A massive TAM means nothing if the market isn’t primed for adoption.
A market may be huge, but if customers aren’t ready to buy, you’ll burn through cash too quickly. It’s essential to assess whether the industry is primed for immediate demand or if customer education will be required first. Track industry signals and stay close to your customers to time your entry strategically.
2. Even if the market is ready, you might not be.
Can you scale fast enough to capitalize on the opportunity before competitors or incumbents do?
Many Deep Tech failures aren’t due to bad technology but poor internal timing. Ensure your company is structurally and operationally prepared before scaling aggressively. Additionally, sectors like energy and space often require enabling infrastructure before startups can grow effectively. Identify the inflection point for scaling—and be ready to act.
3. The problem matters more than the solution.
Investors fund startups that solve urgent, painful problems—not just elegant technologies.
Too often, founders fall in love with their solution without validating whether the problem is big enough. Before you build, talk to people who experience that problem daily and see if they are willing to pay to solve it.
4. Be specific.
Claiming your TAM is "trillions" without specifying who will buy, when, and why immediately undermines credibility.
Investors don’t just want big numbers—they want a clear, logical path to revenue. Break your market into real addressable segments and clarify where your first revenue will come from. Think of your market as a ladder—why is this your first step, and when will it happen?
5. Your real market is smaller than you think, and it’s fine.
Your market isn’t the entire industry—it’s the people actively searching for a solution today.
Who is ready to pay now? Count customers from the bottom up: start with early adopters, pilot customers, and expansion potential. Validate your assumptions. Investors prefer a small but high-intent market over an inflated, vague one.
6. Market validation comes before fundraising.
Investors want real signs of demand, not just massive market estimates.
If no one is willing to pay, even a trillion-dollar market won’t save you. Show value with LOIs, pilot contracts, or strategic partnerships before raising capital.
7. How you frame the market changes everything.
Investors don’t just evaluate the market size—they evaluate how you position your startup within it.
If you can frame your startup as an emerging leader in a high-growth market, you’ll command more attention. Use data, industry trends, and historical analogies to make your case compelling.
8. Never assume investors will understand your market.
A market is a story you need to communicate effectively.
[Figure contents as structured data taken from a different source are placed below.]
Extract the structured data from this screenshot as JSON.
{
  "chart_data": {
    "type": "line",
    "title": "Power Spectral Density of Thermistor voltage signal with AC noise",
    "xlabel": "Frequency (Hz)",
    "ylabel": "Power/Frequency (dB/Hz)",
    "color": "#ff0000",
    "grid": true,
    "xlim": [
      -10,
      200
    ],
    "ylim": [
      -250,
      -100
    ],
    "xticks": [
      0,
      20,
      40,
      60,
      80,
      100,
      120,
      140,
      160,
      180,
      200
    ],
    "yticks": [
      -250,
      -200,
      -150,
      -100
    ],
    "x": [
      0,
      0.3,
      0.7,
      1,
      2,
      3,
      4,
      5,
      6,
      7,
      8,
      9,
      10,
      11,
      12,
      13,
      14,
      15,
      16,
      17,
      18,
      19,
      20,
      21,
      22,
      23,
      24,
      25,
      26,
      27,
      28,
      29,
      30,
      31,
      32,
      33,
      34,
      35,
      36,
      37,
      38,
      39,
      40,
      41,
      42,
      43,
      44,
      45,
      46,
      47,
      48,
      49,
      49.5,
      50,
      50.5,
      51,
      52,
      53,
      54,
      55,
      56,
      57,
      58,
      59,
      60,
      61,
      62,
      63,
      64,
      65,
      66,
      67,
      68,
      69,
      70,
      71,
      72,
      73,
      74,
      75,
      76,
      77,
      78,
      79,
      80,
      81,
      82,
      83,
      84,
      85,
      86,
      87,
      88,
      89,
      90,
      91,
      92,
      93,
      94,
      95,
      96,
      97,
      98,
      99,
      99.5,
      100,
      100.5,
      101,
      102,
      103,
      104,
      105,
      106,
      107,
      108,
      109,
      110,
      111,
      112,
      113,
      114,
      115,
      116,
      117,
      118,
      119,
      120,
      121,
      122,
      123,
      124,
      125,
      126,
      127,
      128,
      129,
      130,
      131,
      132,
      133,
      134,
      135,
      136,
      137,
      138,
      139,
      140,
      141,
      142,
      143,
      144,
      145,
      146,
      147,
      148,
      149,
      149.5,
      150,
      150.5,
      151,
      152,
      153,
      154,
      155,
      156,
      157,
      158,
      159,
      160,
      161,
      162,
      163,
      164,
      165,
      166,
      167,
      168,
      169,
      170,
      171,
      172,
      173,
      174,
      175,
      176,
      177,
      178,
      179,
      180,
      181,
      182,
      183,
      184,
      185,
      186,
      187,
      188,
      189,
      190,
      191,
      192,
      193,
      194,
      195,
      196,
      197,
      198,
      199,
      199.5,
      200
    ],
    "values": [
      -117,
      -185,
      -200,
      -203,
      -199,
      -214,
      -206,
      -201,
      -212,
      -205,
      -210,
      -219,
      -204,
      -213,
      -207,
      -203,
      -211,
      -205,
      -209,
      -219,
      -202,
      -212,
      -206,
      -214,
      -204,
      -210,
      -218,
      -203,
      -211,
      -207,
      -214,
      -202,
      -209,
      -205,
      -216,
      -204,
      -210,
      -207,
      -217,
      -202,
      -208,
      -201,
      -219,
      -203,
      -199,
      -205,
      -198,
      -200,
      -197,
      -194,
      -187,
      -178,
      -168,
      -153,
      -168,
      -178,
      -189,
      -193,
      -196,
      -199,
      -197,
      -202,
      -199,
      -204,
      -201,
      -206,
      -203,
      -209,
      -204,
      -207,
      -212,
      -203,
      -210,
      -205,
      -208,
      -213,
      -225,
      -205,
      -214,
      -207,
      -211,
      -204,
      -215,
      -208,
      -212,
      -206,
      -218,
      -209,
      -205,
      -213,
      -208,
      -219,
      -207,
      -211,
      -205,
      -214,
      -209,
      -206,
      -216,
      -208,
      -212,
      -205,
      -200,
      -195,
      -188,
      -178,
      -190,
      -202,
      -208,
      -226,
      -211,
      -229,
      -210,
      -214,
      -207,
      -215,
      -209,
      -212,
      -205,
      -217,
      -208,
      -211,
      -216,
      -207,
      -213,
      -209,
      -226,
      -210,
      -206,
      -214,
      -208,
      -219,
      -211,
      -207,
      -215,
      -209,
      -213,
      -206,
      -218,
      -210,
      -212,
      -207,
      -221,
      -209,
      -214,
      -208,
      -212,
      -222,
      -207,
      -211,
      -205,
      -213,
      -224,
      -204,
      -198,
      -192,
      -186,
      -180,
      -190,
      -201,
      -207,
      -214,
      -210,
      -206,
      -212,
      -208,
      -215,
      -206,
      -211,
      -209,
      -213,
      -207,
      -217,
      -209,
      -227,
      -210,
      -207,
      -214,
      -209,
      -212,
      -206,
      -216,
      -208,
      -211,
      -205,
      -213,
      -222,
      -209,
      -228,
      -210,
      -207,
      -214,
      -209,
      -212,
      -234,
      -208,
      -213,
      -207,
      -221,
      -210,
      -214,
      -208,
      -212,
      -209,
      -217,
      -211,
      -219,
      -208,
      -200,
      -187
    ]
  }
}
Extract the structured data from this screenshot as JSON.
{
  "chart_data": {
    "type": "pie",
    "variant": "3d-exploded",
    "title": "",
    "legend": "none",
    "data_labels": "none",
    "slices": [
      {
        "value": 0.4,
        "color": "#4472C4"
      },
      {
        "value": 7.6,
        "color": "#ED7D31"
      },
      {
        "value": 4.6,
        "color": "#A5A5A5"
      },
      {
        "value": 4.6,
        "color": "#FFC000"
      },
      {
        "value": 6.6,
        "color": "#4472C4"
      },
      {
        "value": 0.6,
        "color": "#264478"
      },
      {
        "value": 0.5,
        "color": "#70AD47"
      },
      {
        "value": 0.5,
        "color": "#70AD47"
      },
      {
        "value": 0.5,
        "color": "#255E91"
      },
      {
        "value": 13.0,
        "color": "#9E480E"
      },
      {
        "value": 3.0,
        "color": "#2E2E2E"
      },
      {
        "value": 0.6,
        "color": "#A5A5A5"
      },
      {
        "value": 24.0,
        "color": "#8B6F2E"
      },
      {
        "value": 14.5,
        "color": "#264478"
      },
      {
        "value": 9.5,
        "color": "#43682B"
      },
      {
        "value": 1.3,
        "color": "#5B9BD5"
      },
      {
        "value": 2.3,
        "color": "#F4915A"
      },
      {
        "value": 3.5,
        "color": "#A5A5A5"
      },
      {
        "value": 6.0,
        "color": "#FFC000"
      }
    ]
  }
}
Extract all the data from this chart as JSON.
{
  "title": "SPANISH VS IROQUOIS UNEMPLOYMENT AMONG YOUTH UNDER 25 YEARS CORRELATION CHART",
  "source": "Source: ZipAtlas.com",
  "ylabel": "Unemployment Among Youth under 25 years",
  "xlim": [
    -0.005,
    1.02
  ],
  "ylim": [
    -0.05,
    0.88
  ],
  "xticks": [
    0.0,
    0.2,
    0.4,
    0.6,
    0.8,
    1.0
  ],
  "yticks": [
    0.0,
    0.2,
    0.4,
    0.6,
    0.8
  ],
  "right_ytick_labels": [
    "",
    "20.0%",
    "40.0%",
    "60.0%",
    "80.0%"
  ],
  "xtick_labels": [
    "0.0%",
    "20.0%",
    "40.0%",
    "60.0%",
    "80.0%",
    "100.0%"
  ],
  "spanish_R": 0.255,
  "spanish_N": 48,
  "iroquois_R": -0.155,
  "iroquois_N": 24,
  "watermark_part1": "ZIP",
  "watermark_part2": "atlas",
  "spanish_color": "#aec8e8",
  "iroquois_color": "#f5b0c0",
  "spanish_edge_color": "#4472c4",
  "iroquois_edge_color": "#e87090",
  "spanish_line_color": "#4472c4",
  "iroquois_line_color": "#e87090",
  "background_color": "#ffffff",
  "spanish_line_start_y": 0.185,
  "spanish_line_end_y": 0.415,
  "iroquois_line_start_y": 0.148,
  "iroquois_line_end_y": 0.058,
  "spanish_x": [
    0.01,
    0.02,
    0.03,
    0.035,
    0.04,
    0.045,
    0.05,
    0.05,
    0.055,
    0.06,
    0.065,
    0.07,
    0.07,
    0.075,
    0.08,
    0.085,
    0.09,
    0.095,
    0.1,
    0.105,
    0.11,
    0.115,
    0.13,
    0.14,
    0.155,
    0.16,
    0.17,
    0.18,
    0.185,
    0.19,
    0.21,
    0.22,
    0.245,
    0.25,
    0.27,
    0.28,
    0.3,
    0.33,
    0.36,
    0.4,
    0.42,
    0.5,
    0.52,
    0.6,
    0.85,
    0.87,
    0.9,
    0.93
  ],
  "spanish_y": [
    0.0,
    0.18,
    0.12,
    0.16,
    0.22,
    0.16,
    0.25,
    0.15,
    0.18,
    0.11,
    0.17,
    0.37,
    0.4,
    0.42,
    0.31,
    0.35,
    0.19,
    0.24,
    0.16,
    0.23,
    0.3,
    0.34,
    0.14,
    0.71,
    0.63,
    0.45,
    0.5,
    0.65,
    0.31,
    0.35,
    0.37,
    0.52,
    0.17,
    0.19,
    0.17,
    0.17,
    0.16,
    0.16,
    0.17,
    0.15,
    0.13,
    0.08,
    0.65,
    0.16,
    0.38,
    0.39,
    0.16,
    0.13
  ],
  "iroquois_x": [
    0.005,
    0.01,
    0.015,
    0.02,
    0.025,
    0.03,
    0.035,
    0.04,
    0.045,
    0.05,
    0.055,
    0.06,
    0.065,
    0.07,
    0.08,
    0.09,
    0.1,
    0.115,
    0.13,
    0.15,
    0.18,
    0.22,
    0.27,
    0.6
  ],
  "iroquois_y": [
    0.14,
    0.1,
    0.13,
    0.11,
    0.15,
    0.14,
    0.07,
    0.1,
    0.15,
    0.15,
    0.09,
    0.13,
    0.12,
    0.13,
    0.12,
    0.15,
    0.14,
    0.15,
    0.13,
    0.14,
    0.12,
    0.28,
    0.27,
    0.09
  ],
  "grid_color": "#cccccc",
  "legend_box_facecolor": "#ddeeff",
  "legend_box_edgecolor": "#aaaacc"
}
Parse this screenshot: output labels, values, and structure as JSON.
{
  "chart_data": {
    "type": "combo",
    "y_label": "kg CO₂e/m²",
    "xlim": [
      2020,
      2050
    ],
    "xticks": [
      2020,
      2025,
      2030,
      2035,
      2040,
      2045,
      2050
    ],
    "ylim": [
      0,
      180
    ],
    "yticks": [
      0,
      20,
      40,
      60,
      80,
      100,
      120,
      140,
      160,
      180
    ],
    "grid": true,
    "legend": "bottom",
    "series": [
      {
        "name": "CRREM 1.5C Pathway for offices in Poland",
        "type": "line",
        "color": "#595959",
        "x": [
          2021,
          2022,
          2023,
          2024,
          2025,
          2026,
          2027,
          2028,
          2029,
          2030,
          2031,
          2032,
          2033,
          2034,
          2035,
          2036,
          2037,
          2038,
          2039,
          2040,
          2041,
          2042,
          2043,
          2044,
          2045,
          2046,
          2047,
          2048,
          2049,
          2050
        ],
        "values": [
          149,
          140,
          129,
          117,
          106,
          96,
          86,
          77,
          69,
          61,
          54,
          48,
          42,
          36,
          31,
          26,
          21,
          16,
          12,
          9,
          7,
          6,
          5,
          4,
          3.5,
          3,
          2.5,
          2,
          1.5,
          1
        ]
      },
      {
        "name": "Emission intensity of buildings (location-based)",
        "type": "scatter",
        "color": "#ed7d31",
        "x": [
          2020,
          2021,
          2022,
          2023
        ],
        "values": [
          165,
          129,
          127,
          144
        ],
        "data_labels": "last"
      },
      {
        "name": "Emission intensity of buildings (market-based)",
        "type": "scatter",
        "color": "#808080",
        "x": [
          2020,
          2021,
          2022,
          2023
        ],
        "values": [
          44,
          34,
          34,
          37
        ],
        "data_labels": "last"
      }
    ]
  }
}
Your strategy must be structured, and your narrative must be compelling. If investors don’t grasp your market, it means one of two things: either you haven’t articulated it well enough, or you haven’t understood it deeply enough. Simplify complexity.
9. If your market doesn’t have an urgent problem, you’re in trouble.
The best markets have a pain point so severe that customers are actively looking for a solution.
If you have to convince customers that they have a problem, you likely don’t have a business. Find markets where the problem is obvious, painful, and needs solving now.
10. If your market is regulated, you need to understand bureaucracy before you build.
Regulated markets (e.g. MedTech, Energy, Defense) have high barriers but massive rewards if you navigate them correctly.
Many founders avoid regulated markets because of their complexity. But those who master compliance and regulatory pathways build deep competitive moats and face less competition.
11. A great team beats a great technology.
Investors prioritize a strong team over a groundbreaking technology because execution determines success.
Even if your technology isn’t perfect, a great team can refine it, bring it to market, and iterate based on customer needs. But even the best technology won’t survive if the team lacks the ability to fundraise, scale, or execute a business plan. Build your company around world-class execution, not just an R&D lab.